Он двинулся на север, и через полчаса пространство раздалось. Площадь Восстания встретила холодом, не погодным, а архитектурным. Ветер дул здесь всегда, даже в безветренные дни. Дома стояли так, что гнали воздух к шпилю Московского вокзала, как в трубу. Он стоял лицом к обелиску «Городу-Герою Ленинграду». Монумент замыкал перспективу, не давая площади «растечься». Раньше это место называлось Знаменской. Имя стерли, как стерли церковь, стоявшую там, где сейчас чёрный провал подземного перехода. Спустившись в метро увидел изогнутые тоннели, словно отдельный мир. Плитка серая, скользкая, стены покрыты рекламой, но если присмотреться, виден старый известняк фундаментов. Люди движутся потоком, не глядя друг на друга. Это не место встречи. Это место транзита. Здесь нельзя остановиться — сразу налетят, затолкают, понесут течением.
Спуск к Неве через Александровский сад изменил всё. Липы шумели, укрывая от ветра. Он вышел на площадь. Адмиралтейская являлась местом, где город расправляет плечи. Золотая игла шпиля уходит в низкое небо. Если Сенная ад, а площадь Восстания чистилище, то здесь, у Невы, ощущается что-то имперское, гордое, безукоризненно чистое.  Всё время взгляд приковывало здание Адмиралтейства. Верфь, обнесённая земляным валом. Здесь рождались корабли, которые уходили в туман. Ров давно засыпали, валы срыли, но энергетика места говорит за себя.

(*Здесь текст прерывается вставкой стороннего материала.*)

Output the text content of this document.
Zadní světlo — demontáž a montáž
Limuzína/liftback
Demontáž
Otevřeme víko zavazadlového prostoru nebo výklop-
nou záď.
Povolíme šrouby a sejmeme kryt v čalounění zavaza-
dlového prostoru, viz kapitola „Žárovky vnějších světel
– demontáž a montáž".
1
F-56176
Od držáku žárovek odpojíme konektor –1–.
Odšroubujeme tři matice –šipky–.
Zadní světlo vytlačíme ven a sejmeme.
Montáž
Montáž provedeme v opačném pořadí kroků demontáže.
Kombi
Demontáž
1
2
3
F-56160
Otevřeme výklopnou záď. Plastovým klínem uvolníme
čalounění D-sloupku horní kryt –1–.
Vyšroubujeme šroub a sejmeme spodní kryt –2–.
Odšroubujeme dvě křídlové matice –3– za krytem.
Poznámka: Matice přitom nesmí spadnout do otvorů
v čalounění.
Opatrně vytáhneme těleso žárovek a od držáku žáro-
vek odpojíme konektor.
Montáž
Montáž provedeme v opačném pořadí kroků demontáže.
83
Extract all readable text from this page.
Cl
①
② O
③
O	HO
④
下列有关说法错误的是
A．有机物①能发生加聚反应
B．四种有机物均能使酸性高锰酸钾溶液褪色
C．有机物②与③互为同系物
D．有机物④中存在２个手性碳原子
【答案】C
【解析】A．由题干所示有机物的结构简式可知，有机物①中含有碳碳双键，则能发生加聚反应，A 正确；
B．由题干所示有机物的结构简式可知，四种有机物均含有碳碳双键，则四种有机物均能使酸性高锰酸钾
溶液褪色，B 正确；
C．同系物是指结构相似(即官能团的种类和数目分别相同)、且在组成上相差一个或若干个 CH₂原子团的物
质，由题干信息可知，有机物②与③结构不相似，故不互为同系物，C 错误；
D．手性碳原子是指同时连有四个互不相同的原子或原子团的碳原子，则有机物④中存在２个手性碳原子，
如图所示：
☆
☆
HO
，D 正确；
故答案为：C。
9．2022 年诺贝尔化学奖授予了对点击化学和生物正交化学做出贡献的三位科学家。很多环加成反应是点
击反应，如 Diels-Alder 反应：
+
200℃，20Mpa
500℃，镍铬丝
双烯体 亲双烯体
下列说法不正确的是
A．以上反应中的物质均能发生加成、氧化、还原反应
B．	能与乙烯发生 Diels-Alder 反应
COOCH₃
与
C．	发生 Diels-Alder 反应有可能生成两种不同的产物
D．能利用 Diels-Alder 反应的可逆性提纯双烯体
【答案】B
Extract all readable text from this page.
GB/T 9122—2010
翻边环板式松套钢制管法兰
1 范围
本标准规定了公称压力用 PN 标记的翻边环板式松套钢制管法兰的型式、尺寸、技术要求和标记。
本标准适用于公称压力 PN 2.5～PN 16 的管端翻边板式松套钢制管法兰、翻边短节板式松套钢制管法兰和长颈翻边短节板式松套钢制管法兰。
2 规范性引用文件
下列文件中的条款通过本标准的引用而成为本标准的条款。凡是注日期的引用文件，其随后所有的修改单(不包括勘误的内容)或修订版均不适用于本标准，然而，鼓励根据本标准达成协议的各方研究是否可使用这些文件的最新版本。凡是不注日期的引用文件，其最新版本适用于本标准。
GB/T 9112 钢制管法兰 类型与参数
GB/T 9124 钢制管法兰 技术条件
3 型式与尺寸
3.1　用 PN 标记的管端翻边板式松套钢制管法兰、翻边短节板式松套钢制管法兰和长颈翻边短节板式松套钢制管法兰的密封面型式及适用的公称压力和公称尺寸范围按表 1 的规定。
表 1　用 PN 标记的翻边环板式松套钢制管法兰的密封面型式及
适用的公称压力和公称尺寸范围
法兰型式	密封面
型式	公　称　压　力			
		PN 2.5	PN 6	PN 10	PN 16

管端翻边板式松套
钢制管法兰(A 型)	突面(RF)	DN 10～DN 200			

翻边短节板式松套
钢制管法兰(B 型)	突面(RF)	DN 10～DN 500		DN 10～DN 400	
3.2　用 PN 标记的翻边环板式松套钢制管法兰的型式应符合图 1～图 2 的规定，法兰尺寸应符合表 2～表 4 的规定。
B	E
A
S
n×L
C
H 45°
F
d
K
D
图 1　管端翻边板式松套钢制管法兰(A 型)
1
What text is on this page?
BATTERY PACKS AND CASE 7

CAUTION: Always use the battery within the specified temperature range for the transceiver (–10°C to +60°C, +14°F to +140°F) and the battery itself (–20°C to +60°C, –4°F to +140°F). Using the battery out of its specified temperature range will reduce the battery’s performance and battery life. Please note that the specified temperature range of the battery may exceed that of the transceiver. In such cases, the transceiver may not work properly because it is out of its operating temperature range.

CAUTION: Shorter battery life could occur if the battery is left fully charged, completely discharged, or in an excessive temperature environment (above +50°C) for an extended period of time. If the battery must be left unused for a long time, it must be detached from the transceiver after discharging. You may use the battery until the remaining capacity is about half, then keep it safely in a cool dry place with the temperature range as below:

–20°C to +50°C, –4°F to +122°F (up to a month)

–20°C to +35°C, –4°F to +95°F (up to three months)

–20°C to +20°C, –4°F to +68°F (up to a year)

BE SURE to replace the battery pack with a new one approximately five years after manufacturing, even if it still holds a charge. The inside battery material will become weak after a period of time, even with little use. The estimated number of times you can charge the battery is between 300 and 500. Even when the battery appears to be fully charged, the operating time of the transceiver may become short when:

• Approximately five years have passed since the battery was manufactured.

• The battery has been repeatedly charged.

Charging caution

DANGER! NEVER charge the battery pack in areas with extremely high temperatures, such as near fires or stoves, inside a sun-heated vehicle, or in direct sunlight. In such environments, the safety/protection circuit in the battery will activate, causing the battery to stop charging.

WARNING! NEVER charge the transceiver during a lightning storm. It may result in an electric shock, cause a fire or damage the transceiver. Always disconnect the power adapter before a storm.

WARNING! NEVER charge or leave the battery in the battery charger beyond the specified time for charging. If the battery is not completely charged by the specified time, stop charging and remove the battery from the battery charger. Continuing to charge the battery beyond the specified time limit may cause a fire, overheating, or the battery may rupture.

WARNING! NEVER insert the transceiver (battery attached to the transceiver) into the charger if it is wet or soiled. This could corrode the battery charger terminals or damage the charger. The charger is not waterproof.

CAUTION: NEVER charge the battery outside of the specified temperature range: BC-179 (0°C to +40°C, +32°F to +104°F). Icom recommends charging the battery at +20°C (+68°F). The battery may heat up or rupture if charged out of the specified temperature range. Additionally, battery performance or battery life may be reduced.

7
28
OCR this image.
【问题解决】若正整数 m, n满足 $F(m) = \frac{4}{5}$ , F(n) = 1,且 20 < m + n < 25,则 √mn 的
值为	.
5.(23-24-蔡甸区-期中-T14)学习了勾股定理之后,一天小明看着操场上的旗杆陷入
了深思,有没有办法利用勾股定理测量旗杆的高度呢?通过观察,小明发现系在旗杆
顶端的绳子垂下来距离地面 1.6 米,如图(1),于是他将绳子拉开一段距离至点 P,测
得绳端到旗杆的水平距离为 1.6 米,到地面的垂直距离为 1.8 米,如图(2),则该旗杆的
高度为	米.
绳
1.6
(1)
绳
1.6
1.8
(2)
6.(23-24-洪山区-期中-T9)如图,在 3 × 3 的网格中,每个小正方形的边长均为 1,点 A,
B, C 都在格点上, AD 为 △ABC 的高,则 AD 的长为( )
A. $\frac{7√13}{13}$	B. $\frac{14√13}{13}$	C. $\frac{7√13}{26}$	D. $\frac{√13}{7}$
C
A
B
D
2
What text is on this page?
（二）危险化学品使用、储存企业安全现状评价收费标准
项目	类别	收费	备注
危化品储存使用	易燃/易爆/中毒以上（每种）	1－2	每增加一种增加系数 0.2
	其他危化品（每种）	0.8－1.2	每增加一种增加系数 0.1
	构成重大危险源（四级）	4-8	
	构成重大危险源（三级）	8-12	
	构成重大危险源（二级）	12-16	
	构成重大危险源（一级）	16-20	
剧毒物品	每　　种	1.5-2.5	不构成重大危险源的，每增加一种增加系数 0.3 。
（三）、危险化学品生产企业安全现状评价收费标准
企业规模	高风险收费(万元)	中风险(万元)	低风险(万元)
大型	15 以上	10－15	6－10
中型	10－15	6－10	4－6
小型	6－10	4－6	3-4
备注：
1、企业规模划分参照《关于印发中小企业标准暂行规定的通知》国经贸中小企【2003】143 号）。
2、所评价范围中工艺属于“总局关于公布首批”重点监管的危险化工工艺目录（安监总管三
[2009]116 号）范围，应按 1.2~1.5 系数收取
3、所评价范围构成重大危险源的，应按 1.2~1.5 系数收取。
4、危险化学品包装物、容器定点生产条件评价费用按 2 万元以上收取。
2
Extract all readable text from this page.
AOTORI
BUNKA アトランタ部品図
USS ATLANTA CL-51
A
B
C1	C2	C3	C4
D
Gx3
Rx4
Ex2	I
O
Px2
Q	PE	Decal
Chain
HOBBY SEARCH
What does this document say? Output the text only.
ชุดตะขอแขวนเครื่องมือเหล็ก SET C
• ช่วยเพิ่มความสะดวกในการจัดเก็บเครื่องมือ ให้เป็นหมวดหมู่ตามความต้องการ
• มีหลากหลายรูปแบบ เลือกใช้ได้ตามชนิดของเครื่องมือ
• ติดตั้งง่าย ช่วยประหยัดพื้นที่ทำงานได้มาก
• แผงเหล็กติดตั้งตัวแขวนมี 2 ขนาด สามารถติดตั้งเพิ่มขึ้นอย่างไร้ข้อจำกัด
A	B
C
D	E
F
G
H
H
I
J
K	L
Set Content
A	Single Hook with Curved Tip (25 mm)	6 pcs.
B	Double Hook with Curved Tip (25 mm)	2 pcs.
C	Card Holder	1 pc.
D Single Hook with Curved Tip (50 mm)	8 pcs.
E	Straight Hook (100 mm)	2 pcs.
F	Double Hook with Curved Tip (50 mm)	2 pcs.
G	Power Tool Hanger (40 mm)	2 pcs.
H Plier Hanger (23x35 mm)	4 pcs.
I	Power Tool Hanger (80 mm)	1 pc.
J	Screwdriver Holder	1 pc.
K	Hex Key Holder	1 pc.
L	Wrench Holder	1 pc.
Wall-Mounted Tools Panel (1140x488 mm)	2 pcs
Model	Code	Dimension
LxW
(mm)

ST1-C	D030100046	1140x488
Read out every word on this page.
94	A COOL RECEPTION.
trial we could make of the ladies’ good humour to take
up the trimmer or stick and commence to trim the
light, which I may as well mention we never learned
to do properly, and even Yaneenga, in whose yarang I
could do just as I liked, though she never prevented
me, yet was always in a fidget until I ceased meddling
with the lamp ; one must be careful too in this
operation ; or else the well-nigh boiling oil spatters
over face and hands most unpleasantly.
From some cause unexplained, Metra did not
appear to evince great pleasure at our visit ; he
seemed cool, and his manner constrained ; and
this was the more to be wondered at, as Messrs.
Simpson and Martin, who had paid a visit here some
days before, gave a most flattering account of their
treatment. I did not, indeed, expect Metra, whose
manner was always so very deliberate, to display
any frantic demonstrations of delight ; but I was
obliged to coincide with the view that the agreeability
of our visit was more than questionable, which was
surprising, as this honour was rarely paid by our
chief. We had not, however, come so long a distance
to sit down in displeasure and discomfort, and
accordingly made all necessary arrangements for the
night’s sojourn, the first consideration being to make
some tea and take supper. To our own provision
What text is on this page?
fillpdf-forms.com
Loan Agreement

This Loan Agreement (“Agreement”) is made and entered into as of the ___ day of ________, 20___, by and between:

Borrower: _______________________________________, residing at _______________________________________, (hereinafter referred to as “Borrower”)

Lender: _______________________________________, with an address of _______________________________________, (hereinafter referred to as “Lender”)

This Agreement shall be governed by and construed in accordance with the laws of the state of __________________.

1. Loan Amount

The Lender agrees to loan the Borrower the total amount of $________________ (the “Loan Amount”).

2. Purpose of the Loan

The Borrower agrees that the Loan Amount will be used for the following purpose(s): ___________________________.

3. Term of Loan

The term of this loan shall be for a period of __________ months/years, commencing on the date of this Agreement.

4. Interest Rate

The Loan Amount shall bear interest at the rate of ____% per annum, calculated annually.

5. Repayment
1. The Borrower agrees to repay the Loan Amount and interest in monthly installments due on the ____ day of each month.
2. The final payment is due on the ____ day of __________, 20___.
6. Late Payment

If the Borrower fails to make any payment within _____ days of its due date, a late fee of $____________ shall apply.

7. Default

    Голова сама повернулась к Зимнему дворцу. Дворцовая площадь давила пустотой. Колонна стояла как вопросительный знак. В 1905 году здесь расстреливали рабочих, в 1917-м штурмовали Зимний. Сейчас катаются на роликах дети. Чтобы найти покой от жары пришлось сесть на парапет у спуска к Неве. Вода была свинцовой, тяжёлой и ему казалось, что, если перегнуться, можно увидеть лица утопленников. Петербургская вода помнит всё.
    Он пошёл через Литейный мост. На середине ветер сбивал дыхание. Мост — это метафора: ты не здесь и не там, ты в разрыве. За ним началась Выборгская сторона. Исчезла лепнина, появились корпуса фабрик, длинные заборы. И запах хлорки и чего-то сладковатого. Запах медицины.
    Он подошёл к главному входу. Ансамбль зданий в форме подковы был величественным, но сдержанным. Здесь не было золота Адмиралтейства лишь классика, внушающая доверие. Проходясь по территории Старые липы, посаженные ещё в XIX веке, шумели. Их корни приподняли асфальт, создавая сеть трещин. В глубине двора памятник военным медикам. Кто-то положил гвоздики, уже увядшие.
Госпитальная слобода XVIII века представляла собой хаотичную застройку: деревянные бараки, землянки, конюшни. Преображение началось с приходом людей, видевших в этом сыром месте не окраину, а фронт. Первым был Иоганн Петер Франк являющийся директор Медико-хирургической академии. Он осушил болота, проложил дренажные канавы говорят, они до сих пор работают под асфальтом. Он разбил регулярный сад, те самые липы. Франк понимал: грязь убивает не хуже пули.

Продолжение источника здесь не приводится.